BoE Governor Andrew Bailey has been questioned in the past for not acting swiftly to contain inflation. Similarly, the perceived dovishness of the MPC reflected by two members voting to leave rates unchanged and the softer rhetoric against inflation compared to the Federal Reserve and the European Central Bank, was reflected in the weakening of sterling by over 1.5% against the US dollar on the day of the announcement.

The BoE projects GDP to fall throughout 2023 and in the first quarter of 2024.1 Persistently high energy prices and the expected path of interest rates will weigh on consumer spending driving a decline in output of 0.7% in 2023 and very low but positive growth of 0.2% in 2024. Although the BoE expects the recession this year to be relatively mild, output is not expected to return to pre-pandemic levels until 2026. 

Chart 2. Current recession expected to be milder in comparison to previous recessions
(Changes in GDP since pre-recession peak in past recessions and current MPC projection)

Chart2.png

Source: Bank of England and EFGAM. Data as of 02 February 2023.

The next actions of the MPC will remain dependent on inflation dynamics.
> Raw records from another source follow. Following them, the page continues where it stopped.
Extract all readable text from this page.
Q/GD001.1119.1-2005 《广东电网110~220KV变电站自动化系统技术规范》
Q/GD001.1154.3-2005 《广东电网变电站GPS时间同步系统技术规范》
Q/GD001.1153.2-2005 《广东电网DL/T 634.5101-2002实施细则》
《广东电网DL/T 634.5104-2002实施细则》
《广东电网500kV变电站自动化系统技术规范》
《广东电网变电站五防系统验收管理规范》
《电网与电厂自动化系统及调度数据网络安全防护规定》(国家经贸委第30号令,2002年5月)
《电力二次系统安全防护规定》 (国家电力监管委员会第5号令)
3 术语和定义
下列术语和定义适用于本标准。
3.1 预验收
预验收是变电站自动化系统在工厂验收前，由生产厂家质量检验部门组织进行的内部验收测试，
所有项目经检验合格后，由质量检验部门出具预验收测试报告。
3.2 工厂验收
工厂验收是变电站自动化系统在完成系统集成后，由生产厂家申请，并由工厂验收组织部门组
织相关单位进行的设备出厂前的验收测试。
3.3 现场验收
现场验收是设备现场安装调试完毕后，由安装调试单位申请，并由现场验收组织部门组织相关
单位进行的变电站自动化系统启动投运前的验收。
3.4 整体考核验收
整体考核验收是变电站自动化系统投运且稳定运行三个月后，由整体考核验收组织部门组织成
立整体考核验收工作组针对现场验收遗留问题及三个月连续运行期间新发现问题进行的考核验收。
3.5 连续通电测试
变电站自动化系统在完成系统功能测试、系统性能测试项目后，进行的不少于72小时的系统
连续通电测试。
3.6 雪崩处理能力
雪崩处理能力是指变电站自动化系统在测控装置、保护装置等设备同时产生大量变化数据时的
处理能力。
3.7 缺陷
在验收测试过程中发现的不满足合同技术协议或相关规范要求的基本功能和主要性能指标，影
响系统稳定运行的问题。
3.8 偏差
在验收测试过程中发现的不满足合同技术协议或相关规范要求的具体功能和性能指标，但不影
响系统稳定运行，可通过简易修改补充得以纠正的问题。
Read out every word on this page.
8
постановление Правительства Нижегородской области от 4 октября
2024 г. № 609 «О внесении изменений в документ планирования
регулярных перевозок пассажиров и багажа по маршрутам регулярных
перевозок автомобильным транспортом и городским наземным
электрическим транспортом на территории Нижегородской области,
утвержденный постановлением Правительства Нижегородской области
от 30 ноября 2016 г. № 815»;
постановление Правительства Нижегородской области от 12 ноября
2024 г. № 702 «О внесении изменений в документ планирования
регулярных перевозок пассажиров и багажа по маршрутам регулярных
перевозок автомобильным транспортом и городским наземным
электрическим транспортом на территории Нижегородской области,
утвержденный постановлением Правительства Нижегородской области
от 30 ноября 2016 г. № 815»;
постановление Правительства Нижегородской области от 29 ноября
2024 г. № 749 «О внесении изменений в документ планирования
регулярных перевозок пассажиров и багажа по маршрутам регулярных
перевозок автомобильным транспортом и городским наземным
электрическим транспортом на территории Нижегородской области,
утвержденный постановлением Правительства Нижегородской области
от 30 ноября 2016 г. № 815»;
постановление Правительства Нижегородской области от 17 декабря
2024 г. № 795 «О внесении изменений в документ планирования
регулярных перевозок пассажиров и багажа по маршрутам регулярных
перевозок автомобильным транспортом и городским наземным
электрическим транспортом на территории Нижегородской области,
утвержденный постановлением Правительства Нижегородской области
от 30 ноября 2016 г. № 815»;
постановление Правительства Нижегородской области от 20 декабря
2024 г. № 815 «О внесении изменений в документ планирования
The more dovish rhetoric on inflation from the BoE relative to other major central banks is aligned with market expectations, which also anticipate an end to the tightening cycle in coming quarters. Bond markets welcomed this outlook despite the persistent headwinds to UK growth, with the 10-year gilt yield falling on the day from 3.31% to 3.07% and the 2-year gilt falling from 3.42% to 3.22%. Risks to interest rates remain skewed to the upside, reflecting issues surrounding weak labour supply and the aftermath of Brexit, both of which continue to fuel wage growth, and the risk that the government concedes to some of the unions’ wage demands.

1 A technical recession is defined as at least two consecutive quarters of negative quarterly GDP growth.